As Halvorsen bid farewell and stepped away, a prompting stopped him. He wanted to give these remarkable children something more, but all he had in his pockets were two sticks of gum. “I said to myself, If you try and give it to them, you’re gonna have a fight.” But it wasn’t Halvorsen who was choosing the way; he was being guided by the Spirit.
“The reason I went back to the fence,” he shares, “was a prompting just clear as a bell. I know it was the Holy Ghost and no other source. It said, 'Go back to the fence.’ Just like it was typed up. It was clear communication.”
Tearing the two sticks in half, Halvorsen passed the gum through the fence. He was shocked to see the children simply sharing the wrappers, smelling the peppermint and faces lighting up as though the scent itself were magical.

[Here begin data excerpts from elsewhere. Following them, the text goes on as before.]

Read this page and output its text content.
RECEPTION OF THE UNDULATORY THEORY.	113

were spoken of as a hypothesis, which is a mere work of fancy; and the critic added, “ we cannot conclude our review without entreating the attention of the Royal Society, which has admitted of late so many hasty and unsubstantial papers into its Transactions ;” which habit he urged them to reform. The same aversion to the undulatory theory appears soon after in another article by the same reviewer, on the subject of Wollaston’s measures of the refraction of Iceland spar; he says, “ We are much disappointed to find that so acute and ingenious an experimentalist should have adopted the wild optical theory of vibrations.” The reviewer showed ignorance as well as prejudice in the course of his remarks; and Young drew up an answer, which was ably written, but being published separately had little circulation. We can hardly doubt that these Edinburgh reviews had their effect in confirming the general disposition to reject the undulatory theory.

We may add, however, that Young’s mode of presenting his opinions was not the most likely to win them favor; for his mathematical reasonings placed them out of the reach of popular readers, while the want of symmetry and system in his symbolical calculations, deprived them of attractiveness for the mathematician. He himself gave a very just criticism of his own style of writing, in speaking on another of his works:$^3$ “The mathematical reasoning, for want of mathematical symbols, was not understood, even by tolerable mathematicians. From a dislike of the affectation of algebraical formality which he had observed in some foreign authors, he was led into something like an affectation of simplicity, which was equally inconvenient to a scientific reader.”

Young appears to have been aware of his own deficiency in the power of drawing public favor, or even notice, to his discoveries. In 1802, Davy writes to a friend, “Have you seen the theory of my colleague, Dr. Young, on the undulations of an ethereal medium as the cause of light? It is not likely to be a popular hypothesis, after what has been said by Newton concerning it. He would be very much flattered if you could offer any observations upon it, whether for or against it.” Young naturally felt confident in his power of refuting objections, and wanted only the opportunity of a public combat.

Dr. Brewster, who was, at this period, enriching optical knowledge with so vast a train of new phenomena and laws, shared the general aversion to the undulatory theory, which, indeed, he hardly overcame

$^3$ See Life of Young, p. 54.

“I just stood there dumbfounded,” he remembers. “Boy, I said, for 30 cents I could give them a whole pack. I said, well that’s kind of chinsy wouldn’t cost much more for a candy bar.” But Halvorsen couldn’t return to the fence. He’d already broken regulation being there the first time, but he thought of a way he could deliver his chocolate ration to the kids: by dropping it from his plane when he flew over the city to land in West Berlin.
The idea behind the Candy Bomber was born.
From his first drop of a handful of candy bars tied to handkerchief parachutes, Halvorsen’s simple idea exploded. After being caught on film, his colonel learned of the mission, and with the approval of the general, the mission grew to become an international effort with American school children and candy companies donating time and candy to the cause. In all, by the end of his time flying over Berlin, Halvorsen had dropped 23 tons of candy from the sky over East Berlin parks, including three tons dropped on Christmas Eve.
But there was always more to it than just the candy. Halvorsen remembers one instance when, 50 years after his candy-bombing mission, a man approached who said, “I’m 60 years old, and 50 years ago, I was going to school in Berlin. Classes were really low, and it was raining. Suddenly out of the cloud and rain came a parachute. A fresh Hershey candy bar landed right at my feet.” The man continued, “It took me a week to eat that candy bar. I had it day and night. But the chocolate wasn’t important. The important thing was that somebody in America knew our troubles. Somebody cared. I can live on thin rations, but not without hope.”
And that’s the message, Halvorsen explains. “It’s about gratitude, attitude, and service before self. And the other part of the equation is the little decisions you make have great outcomes. Just like in the gospel. Out of small things proceedeth that which is great.”
"Some kids get asked to try just a little puff of that stuff to make you feel good, and that’s a little decision," Halvorsen explains. "But if you put that bit in your mouth, you’re going to go down the trail and where are you going to end up? You’ve got to listen to the Holy Ghost who will put your footsteps on the path that leads to eternal life. That’s it. Bottom Line. You’re going to have problems in life, and you’re going to have dark spells, but if you’re in there with the little decisions to keep you in place, it’s going to bless your life and the lives of others. That little bit, those two sticks of gum, put me here.”
That is, two sticks of gum and 23 tons of chocolate.